An unnecessary fuss,if you don't like live recordings don't buy them. 
Your comment about quality control was most amusing I thought.


----------



## brotagonist (Jul 11, 2013)

moody said:


> ...if you don't like live recordings don't buy them.


What a savvy idea! I'll keep it in mind.


----------



## Vaneyes (May 11, 2010)

Some live are good, some live are bad. I'll pick and choose, thank you.


----------



## DavidA (Dec 14, 2012)

Orchestral playing standards are so high today that live performances are almost indistinguishable from studio recorded ones, to my ears, at least. One thing I do think though is that recorded live performances should not be charged at premium prices, simply because they are incidental to a concert performance. One thing you didn't get with a live performance is the added frisson and danger on occasions. You do of course also get wrong notes but usually they are not enough to be distracting.
One problem can be coughs, as on the live Richter / Schreier Winterreise. This is surely one of the greatest performances ever put on disk of this work. Unfortunately it appears that several members of the audience and galloping bronchitis on that day. They should have given up cough sweets before the performance began.


----------



## Vaneyes (May 11, 2010)

I've never bought the premise that live recordings are inherently better than studio recs. I've listened to too many to agree to anything like that. 

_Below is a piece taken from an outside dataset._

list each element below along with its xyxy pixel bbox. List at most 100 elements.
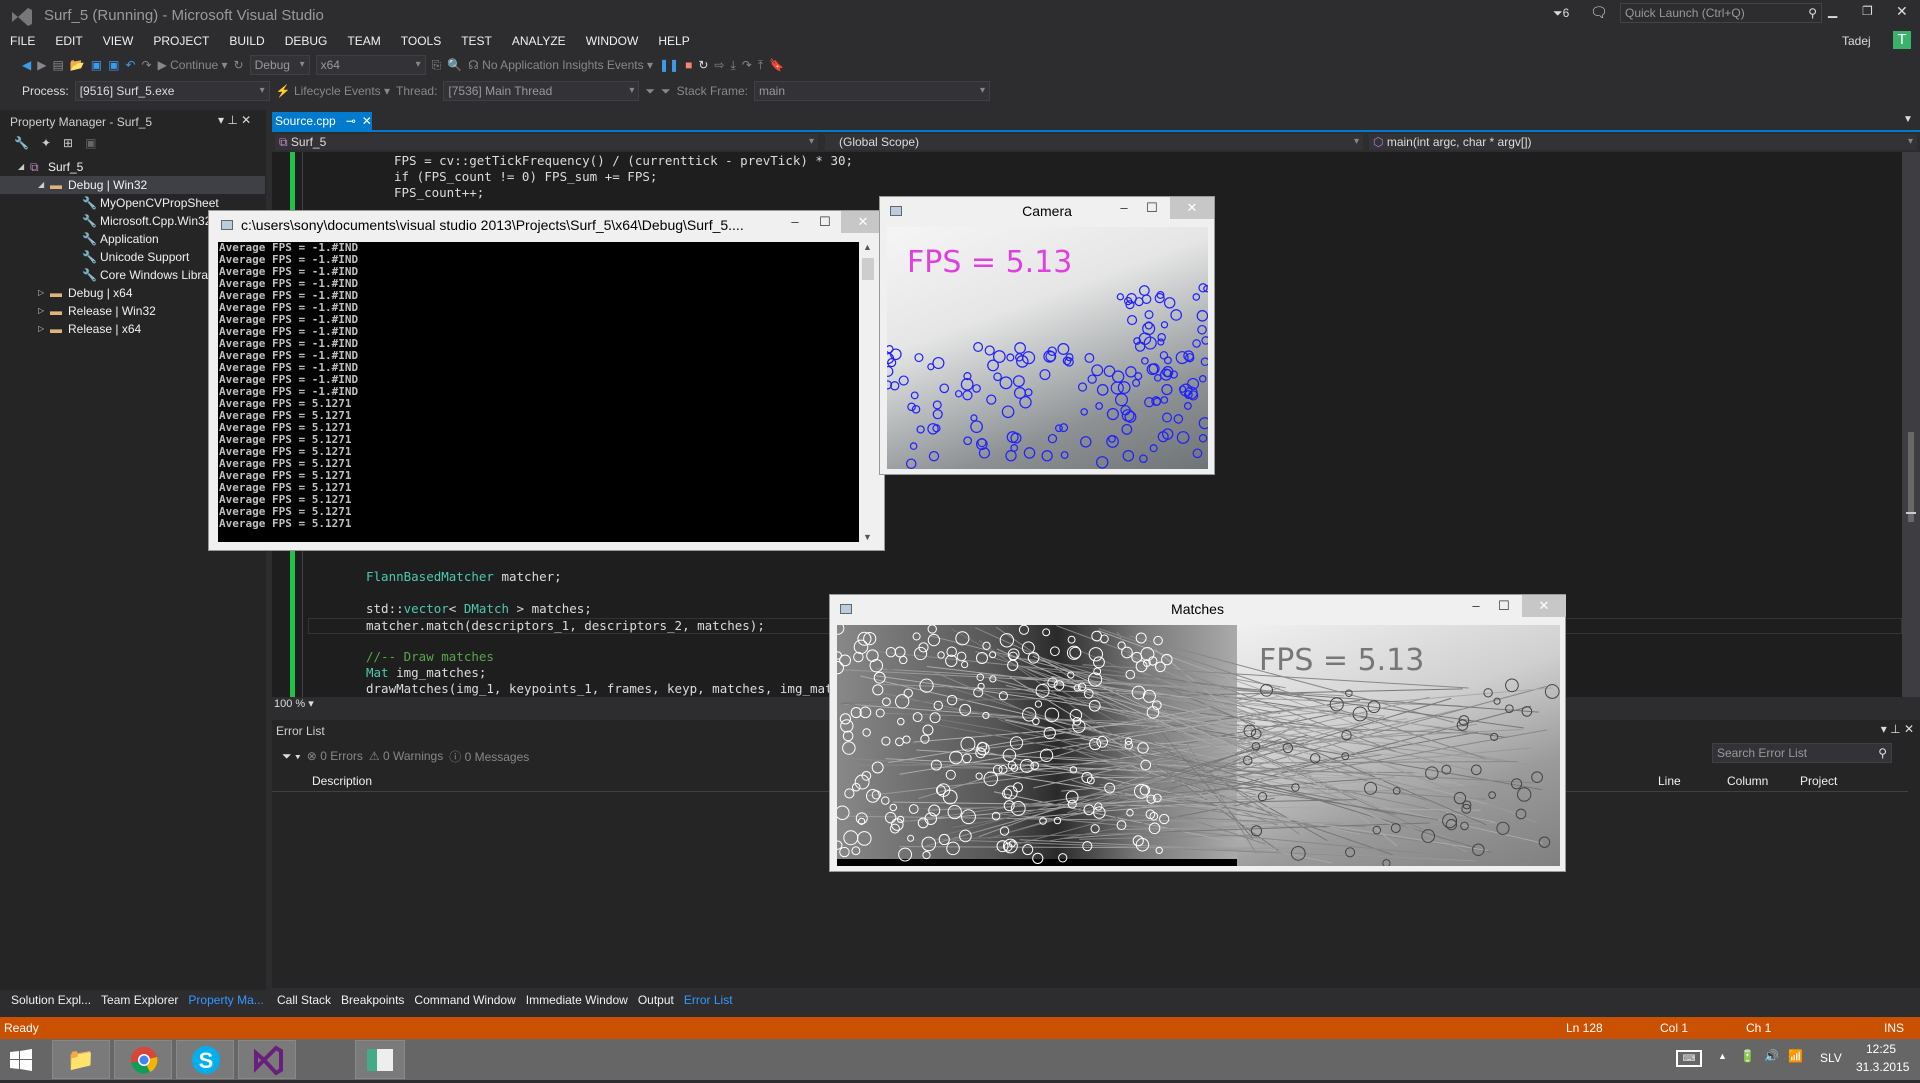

I think we're more likely to get bad performances when they are recording live. One, players are certainly more nervous. Two, most conductors would like a correct performance, rather than a chance-taking performance, significantly reducing train-wreck scenario. This can result in cautious performances.

In spite of what Classics Today 10/10s say, great recordings are few and far between...whether live or studio. If a performance is great, it's great under almost any circumstances, and I'm glad to have them. Just so happens, significantly more are studio recs.

At one time, it was said that live recordings were pure and unadulterated product, in a sense that there was no editing. No more. 

Also thrown about, awful performances with abysmal sound and hacking being regularly touted because it happened live under so and so. Thankfully, live edits, and studio recs. came to the rescue.


----------